Can hold the opinion that all opinions are equally valid? Person A will hold that all opinions are equal. Say Person X holds the opinion that all opinions are not equal. This would put Person A’s and Person X’s opinions in direct conflict. Thus Person A cannot hold that all opinions are equally valid. Is there a solution to this paradox?

I guess if you define an opinion as some stated belief without proof, and assigned all opinions the value zero for lack of proof, then all opinions are equal. Since the opinion that opinions aren’t equal has zero value in this system, whilst the the idea that opinions are equal is not an opinion since it is a truth due to the assignment of zero value to all opinions.

Narcissistically I think this thread was inspired by something I said in a Pit thread

(“I try to behave as if all opinions are equally valid”)
(I’m probably wrong on that score)
Anyway. Part of me does feel that any genuinelly held opinion by a sane human being has the potential to be as valid as any other. For instance I am reluctant to dismiss believers in astrology as holding inferior beliefs, I feel like if their belief is as strong as that of a theist then it is somehow just as valid.

Is “All opinions are equally valid.” an opinion?

To be more relevant to the point of the OP - ‘valid’ does not mean ‘true’ in this case. It means credible (in other words ‘that might be true’). If the believer in the credibilities of all opinions being equal hears the opinion that all opinions are not equal in credibility then he might say - that opinion is credible. Somehow I think that invalidates the paradox.

I don’t see the logic of that at all.

I want to say that not all opnions are equally valid, but I have no way to define why one opinion would be more valid than another.

I’ll read the OP next time. It’s a genuine paradox, and the easiest solution is a type system of sorts. There are level 0 opinions, like “butter is disgusting” or “John Cage is a hack”, then there are level 1 opinions like “all (level 0) opinions are equally valid”. Then you have level 2 opinions, and so on and so forth…

  1. Let A be the opinion, “I believe gravity is an illusion.”

  2. A has no validity.
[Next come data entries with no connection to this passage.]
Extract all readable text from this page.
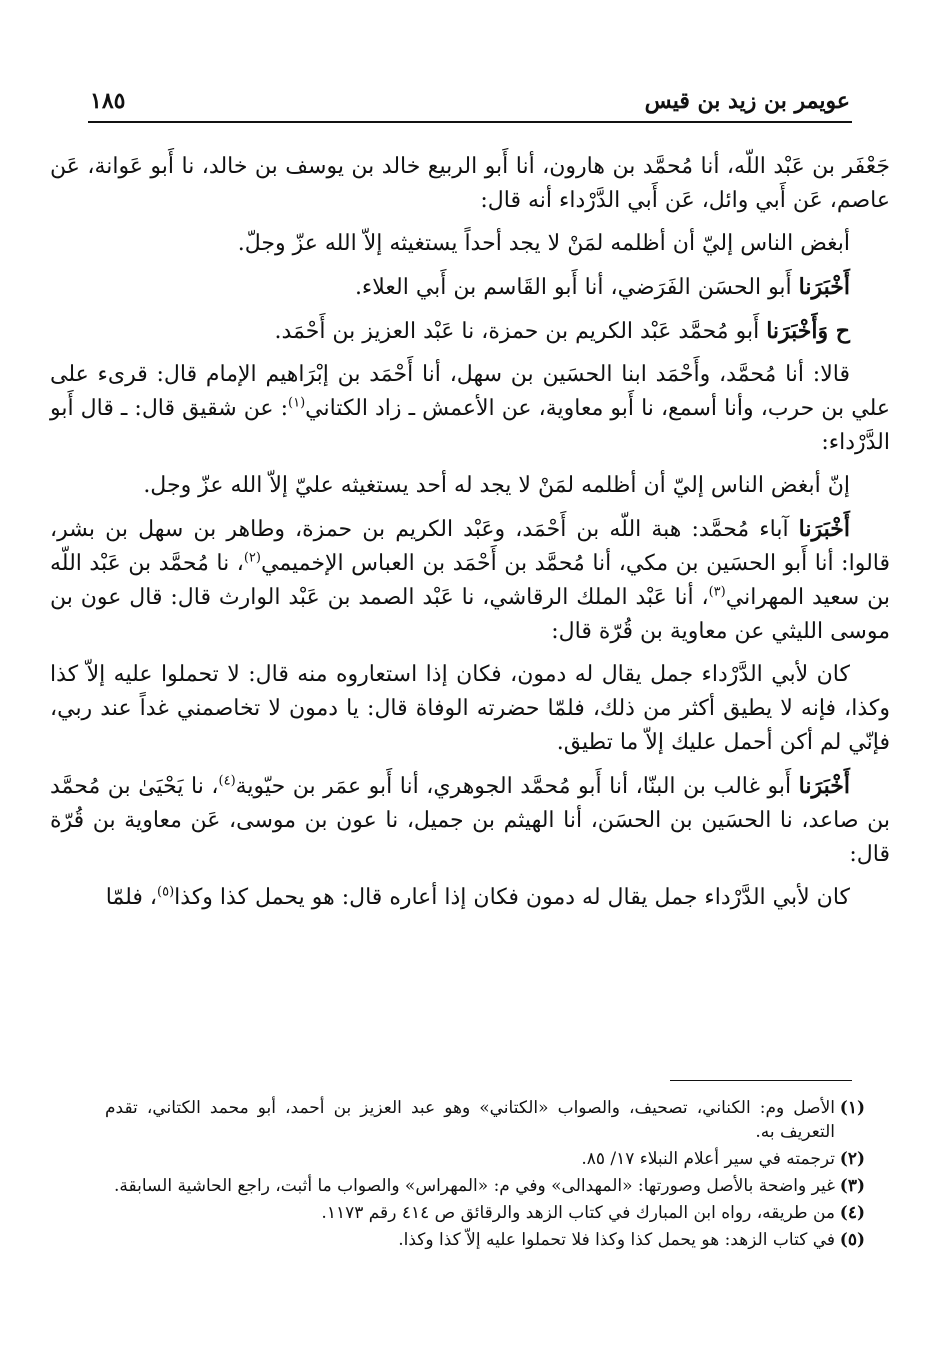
عويمر بن زيد بن قيس
١٨٥

جَعْفَر بن عَبْد اللّه، أنا مُحمَّد بن هارون، أنا أَبو الربيع خالد بن يوسف بن خالد، نا أَبو عَوانة، عَن عاصم، عَن أَبي وائل، عَن أَبي الدَّرْداء أنه قال:

أبغض الناس إليّ أن أظلمه لمَنْ لا يجد أحداً يستغيثه إلاّ الله عزّ وجلّ.

أَخْبَرَنا أَبو الحسَن الفَرَضي، أنا أَبو القَاسم بن أَبي العلاء.

ح وَأَخْبَرَنا أَبو مُحمَّد عَبْد الكريم بن حمزة، نا عَبْد العزيز بن أَحْمَد.

قالا: أنا مُحمَّد، وأَحْمَد ابنا الحسَين بن سهل، أنا أَحْمَد بن إبْرَاهيم الإمام قال: قرىء على علي بن حرب، وأنا أسمع، نا أَبو معاوية، عن الأعمش ـ زاد الكتاني$^{(١)}$: عن شقيق قال: ـ قال أَبو الدَّرْداء:

إنّ أبغض الناس إليّ أن أظلمه لمَنْ لا يجد له أحد يستغيثه عليّ إلاّ الله عزّ وجل.

أَخْبَرَنا آباء مُحمَّد: هبة اللّه بن أَحْمَد، وعَبْد الكريم بن حمزة، وطاهر بن سهل بن بشر، قالوا: أنا أَبو الحسَين بن مكي، أنا مُحمَّد بن أَحْمَد بن العباس الإخميمي$^{(٢)}$، نا مُحمَّد بن عَبْد اللّه بن سعيد المهراني$^{(٣)}$، أنا عَبْد الملك الرقاشي، نا عَبْد الصمد بن عَبْد الوارث قال: قال عون بن موسى الليثي عن معاوية بن قُرّة قال:

كان لأبي الدَّرْداء جمل يقال له دمون، فكان إذا استعاروه منه قال: لا تحملوا عليه إلاّ كذا وكذا، فإنه لا يطيق أكثر من ذلك، فلمّا حضرته الوفاة قال: يا دمون لا تخاصمني غداً عند ربي، فإنّي لم أكن أحمل عليك إلاّ ما تطيق.

أَخْبَرَنا أَبو غالب بن البنّا، أنا أَبو مُحمَّد الجوهري، أنا أَبو عمَر بن حيّوية$^{(٤)}$، نا يَحْيَىٰ بن مُحمَّد بن صاعد، نا الحسَين بن الحسَن، أنا الهيثم بن جميل، نا عون بن موسى، عَن معاوية بن قُرّة قال:

كان لأبي الدَّرْداء جمل يقال له دمون فكان إذا أعاره قال: هو يحمل كذا وكذا$^{(٥)}$، فلمّا

(١)
الأصل وم: الكناني، تصحيف، والصواب «الكتاني» وهو عبد العزيز بن أحمد، أبو محمد الكتاني، تقدم التعريف به.
(٢)
ترجمته في سير أعلام النبلاء ١٧/ ٨٥.
(٣)
غير واضحة بالأصل وصورتها: «المهدالى» وفي م: «المهراس» والصواب ما أثبت، راجع الحاشية السابقة.
(٤)
من طريقه، رواه ابن المبارك في كتاب الزهد والرقائق ص ٤١٤ رقم ١١٧٣.
(٥)
في كتاب الزهد: هو يحمل كذا وكذا فلا تحملوا عليه إلاّ كذا وكذا.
Proof by laws of physics.

  3. A is a member of the set “all opinions.” Proof by definition of the set “all opinions.”

By 2 and 3, “all opinions are equally valid” is false. QED. :wink:

I was taught this by my father at a young age:

“Everyone has the right to feel or believe anything they want, and you have no right to tell them that they are wrong. You are, however, free to disagree with them all you want. By the same token, you have the right to expect them to respect your beliefs or feelings, if they agree with them or not.”
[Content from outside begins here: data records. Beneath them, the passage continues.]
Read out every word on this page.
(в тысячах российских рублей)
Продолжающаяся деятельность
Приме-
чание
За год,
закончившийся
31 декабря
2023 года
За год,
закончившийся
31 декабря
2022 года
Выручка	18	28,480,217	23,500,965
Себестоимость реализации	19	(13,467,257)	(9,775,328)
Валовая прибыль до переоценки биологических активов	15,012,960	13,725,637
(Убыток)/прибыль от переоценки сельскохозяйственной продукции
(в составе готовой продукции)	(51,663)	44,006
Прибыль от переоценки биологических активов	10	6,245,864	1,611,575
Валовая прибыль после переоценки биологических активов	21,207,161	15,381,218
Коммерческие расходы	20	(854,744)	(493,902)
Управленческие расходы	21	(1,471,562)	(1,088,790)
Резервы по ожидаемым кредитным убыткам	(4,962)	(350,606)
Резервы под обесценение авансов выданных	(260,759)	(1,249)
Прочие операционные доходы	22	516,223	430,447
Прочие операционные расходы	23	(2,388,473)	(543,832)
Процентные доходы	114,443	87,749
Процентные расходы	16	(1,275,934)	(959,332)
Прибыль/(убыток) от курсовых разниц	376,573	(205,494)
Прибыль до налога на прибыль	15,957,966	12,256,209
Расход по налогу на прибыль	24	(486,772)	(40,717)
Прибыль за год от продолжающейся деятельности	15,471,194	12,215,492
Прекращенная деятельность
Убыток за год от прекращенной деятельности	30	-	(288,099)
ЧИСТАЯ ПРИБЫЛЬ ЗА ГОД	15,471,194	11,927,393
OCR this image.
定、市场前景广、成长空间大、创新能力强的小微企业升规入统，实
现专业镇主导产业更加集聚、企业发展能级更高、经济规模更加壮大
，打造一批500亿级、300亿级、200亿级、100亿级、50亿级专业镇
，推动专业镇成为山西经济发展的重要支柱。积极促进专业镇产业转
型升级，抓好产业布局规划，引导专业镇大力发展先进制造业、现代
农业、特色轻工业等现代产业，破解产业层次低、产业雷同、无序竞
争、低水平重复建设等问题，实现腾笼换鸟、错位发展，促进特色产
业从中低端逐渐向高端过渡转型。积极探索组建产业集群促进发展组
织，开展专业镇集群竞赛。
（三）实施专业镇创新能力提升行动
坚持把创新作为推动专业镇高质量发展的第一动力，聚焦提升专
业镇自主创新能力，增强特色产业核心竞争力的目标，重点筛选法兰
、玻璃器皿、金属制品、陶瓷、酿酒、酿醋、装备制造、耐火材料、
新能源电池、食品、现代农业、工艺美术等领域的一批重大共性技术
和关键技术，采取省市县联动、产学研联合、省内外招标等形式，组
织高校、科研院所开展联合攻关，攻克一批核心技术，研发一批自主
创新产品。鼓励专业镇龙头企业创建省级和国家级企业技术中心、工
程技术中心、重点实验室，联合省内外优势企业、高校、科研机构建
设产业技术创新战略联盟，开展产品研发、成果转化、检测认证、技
So, yes, I believe that all opinions, in absence of direct facts to counter them, are equally valid. Hell, if I can show facts to directly contradict something someone believes, and they still don’t want to buy it, that is still their choice and I have to respect it.

Another distinction was expressed by the late Sen. Moynihan: “Everyone is entitled to his own opinion, but everyone is not entitled to his own facts.”

Two things:

  1. The statement “I believe gravity is an illusion” is a statement of fact, not opinion. “gravity is an illusion” is the corresponding opinion.

  2. I think you need to be a little more explicit in step 2.